Stop words - Ignoring case

angeloskath / php-nlp-tools

Natural Language Processing Tools in PHP

Do What The F*ck You Want To Public License

743 stars 152 forks source link

Stop words - Ignoring case #36

Closed JulienMalige closed 8 years ago

JulienMalige commented 8 years ago

Hey,

I don't know if this project is still maintained, but the topic is very interesting and the work is awesome.

I'm using the stop words transformation. My words are load from an external file, which is a list of words in lower case (ex : "are, you, a..."). When I'm applying the transformation, if my origin word contains an uppercase (ex : "Are you") the "Are" word is not considered like a stop word (because "Are" != "are" ).

Don't you think is better to using a strtolower during the applyTransformation work ? Because we can imagine that my origin word can contained uppercase (even if I use the Normalizers).

Thanks.

#NlpTools/Documents/TokensDocument.php

function applyTransformation(TransformationInterface $transform) 
    // array_values for re-indexing
    $this->tokens = array_values(
        array_filter(
            array_map(
                array($transform, 'transform'),
                // My change 
                array_map('strtolower', $this->tokens)
                ),
            function ($token) {
                return $token !== null;
            }
        )
    );
}

angeloskath commented 8 years ago

Hi Julien,

Thanks for the good words. The project is not really heavily maintained but I 'm still here.

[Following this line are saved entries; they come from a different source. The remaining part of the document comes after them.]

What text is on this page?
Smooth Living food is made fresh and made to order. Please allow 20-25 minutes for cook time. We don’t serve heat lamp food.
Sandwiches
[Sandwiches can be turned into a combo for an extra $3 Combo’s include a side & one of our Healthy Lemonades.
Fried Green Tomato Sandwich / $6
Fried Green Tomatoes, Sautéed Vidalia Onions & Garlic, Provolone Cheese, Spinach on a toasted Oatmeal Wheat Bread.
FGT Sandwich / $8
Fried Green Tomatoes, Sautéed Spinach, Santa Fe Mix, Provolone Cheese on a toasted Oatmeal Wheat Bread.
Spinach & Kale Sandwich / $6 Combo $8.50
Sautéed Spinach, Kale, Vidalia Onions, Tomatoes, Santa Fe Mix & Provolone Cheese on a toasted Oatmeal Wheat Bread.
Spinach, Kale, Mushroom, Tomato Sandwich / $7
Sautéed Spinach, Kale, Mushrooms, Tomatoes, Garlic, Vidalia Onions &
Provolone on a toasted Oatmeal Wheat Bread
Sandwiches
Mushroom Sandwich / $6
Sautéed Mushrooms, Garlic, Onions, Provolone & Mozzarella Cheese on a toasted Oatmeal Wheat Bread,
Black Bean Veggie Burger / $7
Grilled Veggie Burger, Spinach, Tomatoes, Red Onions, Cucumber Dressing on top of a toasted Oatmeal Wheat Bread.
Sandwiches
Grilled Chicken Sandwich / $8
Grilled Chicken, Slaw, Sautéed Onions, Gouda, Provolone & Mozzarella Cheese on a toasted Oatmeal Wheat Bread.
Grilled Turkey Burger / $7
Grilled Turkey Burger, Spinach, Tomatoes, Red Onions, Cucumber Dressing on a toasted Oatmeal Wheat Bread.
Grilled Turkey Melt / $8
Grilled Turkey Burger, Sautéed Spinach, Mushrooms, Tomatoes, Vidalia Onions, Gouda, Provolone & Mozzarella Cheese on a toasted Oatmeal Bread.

Regarding your issue, you should use one of the NlpTools\Utils\Normalizers to normalize the tokens first. In fact for English all it does is apply the mb_strtolower function to make your tokens lower case.

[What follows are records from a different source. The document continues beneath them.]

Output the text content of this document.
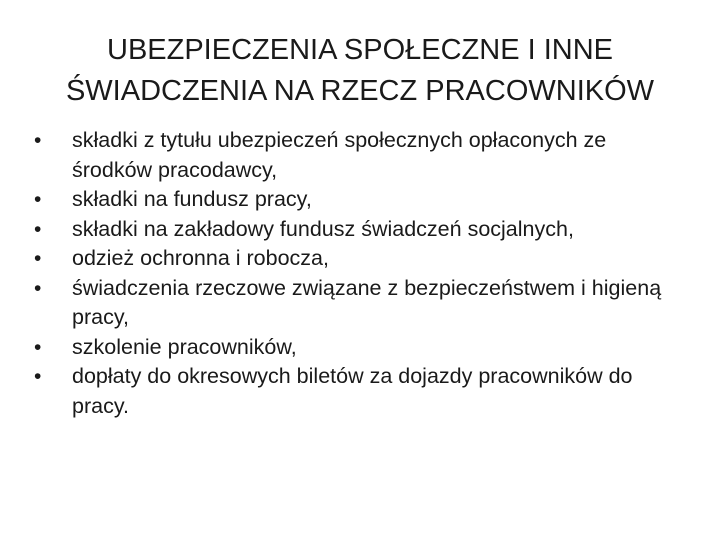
UBEZPIECZENIA SPOŁECZNE I INNE
ŚWIADCZENIA NA RZECZ PRACOWNIKÓW
•	składki z tytułu ubezpieczeń społecznych opłaconych ze środków pracodawcy,
•	składki na fundusz pracy,
•	składki na zakładowy fundusz świadczeń socjalnych,
•	odzież ochronna i robocza,
•	świadczenia rzeczowe związane z bezpieczeństwem i higieną pracy,
•	szkolenie pracowników,
•	dopłaty do okresowych biletów za dojazdy pracowników do pracy.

Now in case we need to keep the document unchanged but still have the StopWords filter based on the normalized words we should add an optional Transformation to the StopWords to apply to the token in StopWords::transform before checking that it is a stop word, and then returning the original (in case it isn't a stop words of course).

So I would change #37 because in general we do not want the transformation to happen in lower cased tokens plus that strtolower only works with ascii characters.

I would be glad to merge a PR that adds an optional transformation to the StopWords though.

JulienMalige commented 8 years ago

You are right, NlpTools\Utils\Normalizers made the job. Sorry but I work with french so I did not dare to use the Normalizer::factory("English"). Later, I will try to implement Stemmers and Normalizer for French language.

I'm not sure to have the skill to make the optional transformation. Did you thought about something like :

    public function transform($token, $options)
    {
        if (array_key_exists('mb_strtolowere, $options)) {
            $token = mb_strtolower($token, $options['mb_strtolower']);
        }

        if (!isset($this->stopwords[$token])){
            return $token;
        }
        return null;
    }

Where I suppose that $options = [ 'mb_strtolower' => 'utf-8'].

angeloskath commented 8 years ago

No we wouldn't want to change the TransformationInterface which the transform method implements.

What I meant is to give another TransformationInterface to the StopWords class which it can use to transform the token before checking if it exists in the stop words list. Something like the following

$tocheck = $this->inner_transform->transform($token);

return isset($this->stopwords[$tocheck]) ? null : $token;

allows us for instance to have a stop words list of stemmed words but keep the original tokens.

angeloskath commented 8 years ago

Julien, I am really sorry for forgetting this for soooo long.

I just merged your pull request. You should have pinged me again. Anyway, sorry.

JulienMalige commented 8 years ago

@angeloskath No problem, it was not an emergency. Thanks for the merge 👍